It helps of course to know exactly what is high in fibre so we have a way of checking if we are either already meeting that magic target or if we still have some work to do!

To maximise our microbiome, ideally we should source our fibre from a wide variety of different plant foods. A good start is to do our '30 Plant Foods Test' so I am setting you a challenge. CLICK HERE to download this tick sheet listing 60 different items. Over the coming 7 days tick off all the ones you eat to see how many different fibre-rich foods are included in your diet. Ideally it should be as close to the recommended number of 30 as possible. 

Now I know what you may be thinking that it sounds like a huge number and you won't manage to get anywhere near it, but simply out of interest let's see what you normally achieve and then work towards increasing it gradually. It is not a definitive list of all plant foods that I have put together, but just a guide only, and no doubt there are other foods that could be on there, but it would certainly give you a good indication of where your starting point is.
 

Some Top Fibre Foods
Beans, berries, nuts, seeds, broccoli, Brussel sprouts, oats, brown rice, quinoa, wholemeal flour, wholemeal pasta, brown rice, peas, cabbage, cauliflower, bananas, avocados, pears, potatoes with skin on, oranges, apples.

 

Example High Fibre Daily Menu

  • Breakfast: 1 boiled egg with 2 slices wholemeal bread
    • Total 6.6g fibre
  • Lunch: Jacket potato [4.7g fibre] with baked beans (reduced sugar/salt) [9.8g fibre] and 1 apple [1.2g fibre]
    • Total 15.7g fibre
  • Dinner: Chicken and Butter Bean Casserole* [9g fibre] and low-fat live yogurt [0.6g fibre]
    • Total 9.6g fibre
  • Snack (if you need one!)  Handful (approx. 30g) almonds  [4g fibre]
    • Total fibre intake for the day: 35.9g

(*This recipe can be found by following the link to the BBC Good Food website)

 

Water Intake and Fibre
If you are working to increase your fibre intake, be very aware that fibre acts like a sponge in the body and without enough fluid passing through you can get very constipated, despite having increased your fibre intake! So, drinking 6 - 8 glasses of water a day becomes very necessary.

 

Exercise and Fibre
Ideally, we want to keep our fibre intake low before we exercise. Foods high in fibre take time to work through the body which can cause discomfort when we are exercising. Eating around 1 - 1½ hours before exercise is ideal. Then it will give you a good source of fuel to keep you on the move!

 

In summary, incorporating more fibre into our diet and fuelling our body before and after exercise will go a long way to keeping us fit and healthy.

This Week's Fitness Challenge


  1. Take your daily 30+ minute walk at the same time of day if you can this week so it becomes a habit.

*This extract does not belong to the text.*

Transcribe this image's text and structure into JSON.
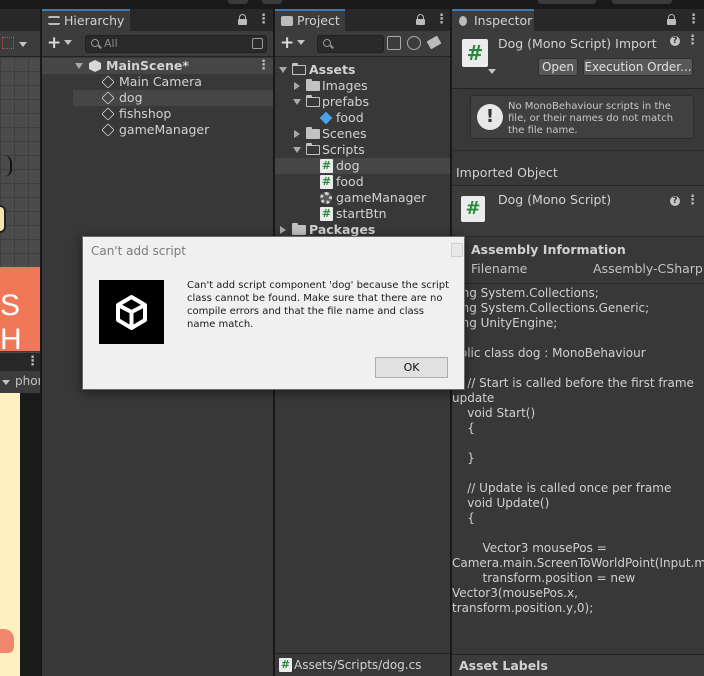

Our window of daylight hours is drastically reducing at this time of year and setting a specific time is always a good move.
     
  2. Indoor workouts are often necessary now, particularly if you are unable to go out walking, so do this stair workout three times this week keeping your core tight throughout.
    1. Walk up and down stairs 3 - 5 times consecutively
    2. Do 10 press-ups with hands on either stair number 3 or 4.
       
  3. Do a Pilates or Ballet programme 3 times this week to improve your balance, core and your posture.
Did you know... 

In researching the top half a dozen high-fibre breakfast cereals we only found one that didn't contain the word 'Bran' and it was the rather peculiarly named Grape-Nuts.

According to the Grape-Nuts website, Grape-Nuts "actually contains neither grapes nor nuts" and it goes on to reveal that the name may have come from either the cereal's resemblance to grape seeds, or from its nutty flavour.

The original recipe Grape-Nuts was made from flour, salt and dried yeast, (sounds yummy doesn't it?) developed in 1897 by C. W. Post, a former patient and later competitor of the 19th-century breakfast food innovator Dr. John Harvey Kellogg. Post's original product was baked as a rigid sheet, then broken into pieces and run through a coffee grinder to produce little nuggets.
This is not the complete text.